There is a reason why these majestic clouds are so frequent this time of year: the atmosphere is most unstable and turbulent during the spring, for reasons I will explain below.
And with strong sun and long days, the illumination is excellent, and the potential for rainbows ever-present.
Consider an image from the Seattle PanoCam for yesterday evening as the setting sun illuminated the underside of a large cumulus cloud east of Seattle. There is an extensive cirrus anvil-like structure aloft (with wispy edges) and downward protuberances called mammatus clouds extending downward from the anvil. These features are associated with heavier air that is sinking.
A few hours earlier, the PanoCam caught a growing cumulus cell south of Seattle with a shaft of rain falling beneath it.
And here is an extraordinary photo of a large cumulus cell over the South Sound yesterday taken by photographer Frank Jenkins. Beautiful cirrus anvil, made of ice. And an impressive shaft of rain reaching the surface.
Cumulus clouds, from shallow fair-weather cumulus to miles-high cumulonimbus (thunderstorm) clouds are known as convection and result from vertical instability. This generally occurs when a large difference with temperature with height occurs: when the temperature cools rapidly with height.
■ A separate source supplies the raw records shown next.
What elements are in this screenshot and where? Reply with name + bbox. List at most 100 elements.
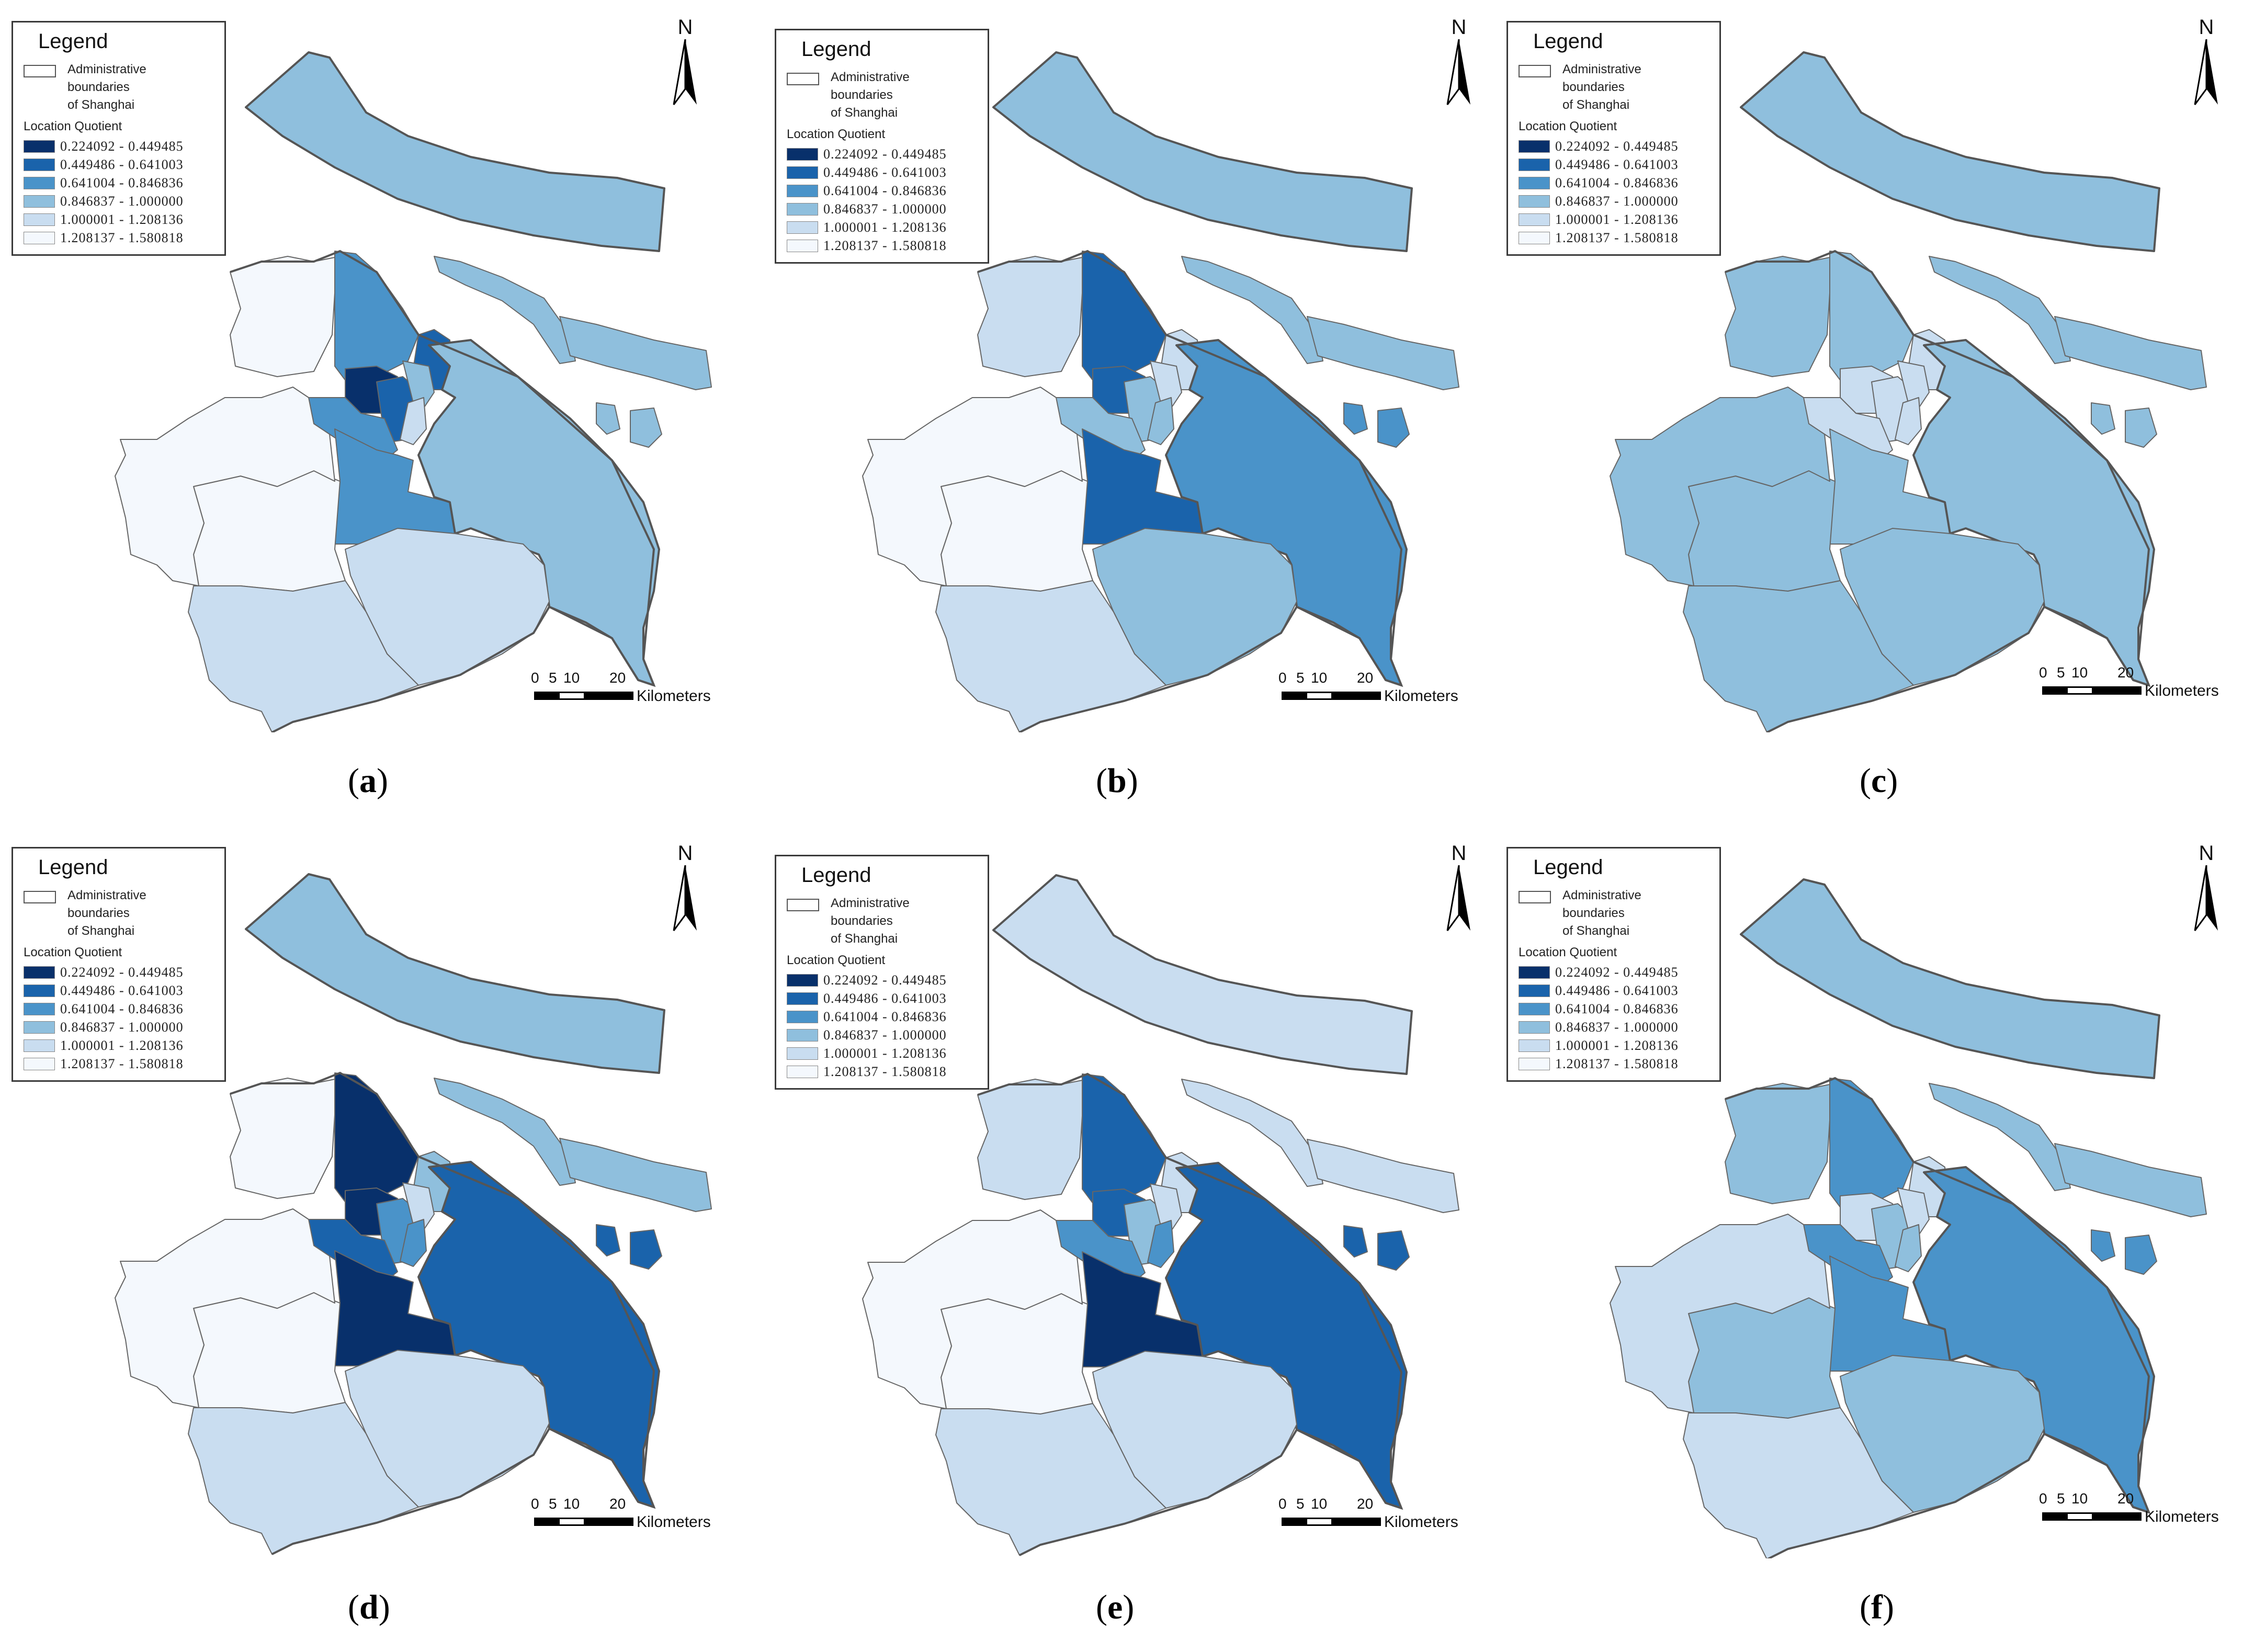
map-panel-a: Legend Administrative boundaries of Shang… [0, 0, 747, 826]
scale-bar [534, 692, 633, 700]
district-baoshan [1829, 1078, 1914, 1215]
shanghai-map [115, 873, 712, 1555]
legend-class-swatch [1519, 1039, 1550, 1052]
district-central-d [1895, 397, 1922, 445]
district-qingpu [1610, 387, 1830, 586]
scale-tick-label: 20 [2117, 1490, 2134, 1507]
scale-bar-group: 0 5 10 20 Kilometers [531, 670, 724, 711]
panel-caption-letter: a [359, 762, 377, 800]
legend-class-label: 0.641004 - 0.846836 [823, 1009, 947, 1024]
legend-class-label: 0.641004 - 0.846836 [1555, 175, 1679, 190]
legend-admin-row: Administrative boundaries of Shanghai [787, 69, 977, 122]
legend-class-swatch [24, 231, 55, 244]
scale-tick-label: 0 [2039, 664, 2047, 681]
legend-class-swatch [24, 1057, 55, 1070]
north-arrow-icon [2194, 39, 2218, 105]
scale-unit: Kilometers [637, 687, 711, 705]
legend-class-label: 1.000001 - 1.208136 [60, 211, 184, 227]
north-label: N [1451, 16, 1467, 39]
panel-caption-letter: b [1107, 762, 1127, 800]
district-baoshan [334, 1072, 419, 1209]
scale-unit: Kilometers [637, 1513, 711, 1531]
location-quotient-heading: Location Quotient [1519, 119, 1617, 133]
district-island1 [2091, 402, 2115, 435]
legend-class-label: 0.224092 - 0.449485 [823, 972, 947, 988]
north-arrow-icon [673, 39, 697, 105]
district-qingpu [1610, 1214, 1830, 1413]
scale-tick-label: 10 [1311, 670, 1328, 686]
admin-boundary-swatch [787, 899, 819, 911]
shanghai-map [862, 874, 1459, 1556]
legend-box: Legend Administrative boundaries of Shang… [1506, 847, 1721, 1082]
district-island2 [630, 1229, 662, 1270]
legend-class-row: 0.224092 - 0.449485 [24, 137, 214, 155]
scale-tick-label: 20 [1357, 670, 1374, 686]
north-arrow: N [2185, 842, 2227, 936]
panel-caption: (f) [1860, 1588, 1894, 1626]
scale-unit: Kilometers [2145, 682, 2219, 699]
legend-class-row: 0.449486 - 0.641003 [24, 981, 214, 1000]
legend-class-label: 0.846837 - 1.000000 [823, 1027, 947, 1043]
scale-unit: Kilometers [2145, 1508, 2219, 1525]
scale-tick-label: 20 [609, 1496, 626, 1512]
scale-segment [536, 1519, 560, 1524]
admin-boundary-swatch [24, 891, 56, 903]
shanghai-map [115, 51, 712, 732]
coastline [230, 1071, 656, 1555]
legend-class-label: 1.000001 - 1.208136 [823, 219, 947, 235]
legend-class-row: 1.208137 - 1.580818 [24, 229, 214, 247]
admin-boundary-swatch [787, 73, 819, 85]
legend-class-row: 1.208137 - 1.580818 [24, 1055, 214, 1073]
district-chongming [1740, 878, 2160, 1079]
district-chongming [1740, 51, 2160, 252]
district-island1 [596, 402, 620, 435]
district-jiading [977, 256, 1088, 377]
legend-class-swatch [787, 974, 818, 987]
legend-class-swatch [787, 184, 818, 197]
district-island2 [2125, 1235, 2157, 1275]
coastline [230, 250, 656, 732]
legend-admin-row: Administrative boundaries of Shanghai [1519, 61, 1709, 114]
legend-class-swatch [1519, 1057, 1550, 1070]
scale-bar-group: 0 5 10 20 Kilometers [531, 1496, 724, 1537]
legend-class-swatch [787, 992, 818, 1005]
legend-class-swatch [787, 202, 818, 216]
district-changxing [1929, 1083, 2071, 1191]
district-hengsha [2054, 316, 2207, 390]
map-panel-e: Legend Administrative boundaries of Shang… [747, 826, 1495, 1652]
legend-class-label: 0.641004 - 0.846836 [823, 183, 947, 198]
legend-class-swatch [24, 1039, 55, 1052]
legend-class-label: 1.208137 - 1.580818 [60, 1056, 184, 1071]
legend-admin-row: Administrative boundaries of Shanghai [787, 895, 977, 948]
legend-class-swatch [787, 239, 818, 252]
scale-segment [2044, 688, 2068, 693]
location-quotient-heading: Location Quotient [1519, 945, 1617, 959]
legend-class-row: 0.449486 - 0.641003 [787, 163, 977, 182]
north-arrow: N [1438, 842, 1480, 936]
legend-class-swatch [24, 140, 55, 153]
legend-class-swatch [1519, 176, 1550, 189]
north-arrow-icon [1446, 39, 1470, 105]
legend-class-swatch [1519, 231, 1550, 244]
district-baoshan [334, 251, 419, 388]
legend-class-label: 0.449486 - 0.641003 [823, 990, 947, 1006]
scale-tick-label: 20 [609, 670, 626, 686]
district-songjiang [193, 1292, 346, 1413]
map-panel-c: Legend Administrative boundaries of Shang… [1495, 0, 2242, 826]
legend-class-label: 0.224092 - 0.449485 [1555, 964, 1679, 980]
legend-class-label: 1.000001 - 1.208136 [1555, 1037, 1679, 1053]
coastline [977, 1072, 1403, 1556]
legend-class-swatch [24, 195, 55, 208]
coastline [1725, 1077, 2151, 1558]
legend-class-row: 0.224092 - 0.449485 [1519, 963, 1709, 981]
scale-segment [560, 1519, 584, 1524]
district-pudong [1912, 339, 2155, 686]
scale-bar-group: 0 5 10 20 Kilometers [2039, 1490, 2233, 1532]
legend-title: Legend [38, 856, 108, 879]
scale-tick-label: 10 [1311, 1496, 1328, 1512]
legend-admin-row: Administrative boundaries of Shanghai [24, 61, 214, 114]
legend-class-row: 0.449486 - 0.641003 [24, 155, 214, 174]
scale-segment [2068, 688, 2092, 693]
scale-segment [1283, 693, 1307, 698]
legend-title: Legend [1533, 856, 1603, 879]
When temperatures cool sufficiently rapidly with height, a blob of air (called an air parcel), displaced upwards, will accelerate skyward on its own for a considerable distance. And surrounding the upward accelerating air, other air is moving downward.
You are all familiar with convection when you heat water or cereal in a saucepan (see below). Your burner is heating the bottom of the pan, causing a large vertical change in temperatures in the water or cereal, resulting in up and down motions: convection!
Image courtesy of Bruce Blaus
What time of the year does the temperature change most rapidly with height of the Northwest?
Spring!
Let me tell you why.
During spring, our sun is getting strong and powerfully warming the surface. Think of cranking up the hot plate shown above. Below is the solar radiation received in Seattle from January 1 to today. BIG increases over the past five months!
So we are warming the surface more intensely as we enter mid-Spring.
But the atmosphere aloft takes time to catch up....you can think of the atmosphere as a vast flywheel...... takes time to get it spinning faster!
Below are the temperatures at roughly 10,000 ft above Seattle from January 1st to May 18th this year. There has been only modest warming overall, and occasionally we get pulses of colder air (like at the end of the period). During these cool periods, the atmosphere aloft is cool, while the surface is vigorously warmed. This leads to a big change in temperatures with height, instability and convection.
You are living in the percolating atmospheric cereal pot during much of spring! And where the air is going up, there are clouds and precipitation. When going down, clear areas.
The early signs of cumulus convection are easy to spot: you will see the development of shallow cumulus like shown below. Many days that is all we get. But if the temperature change with height strengthens and there is a source of upward motion to get things going, more serious and taller cumulus convection may occur. Meteorologists like myself love such days.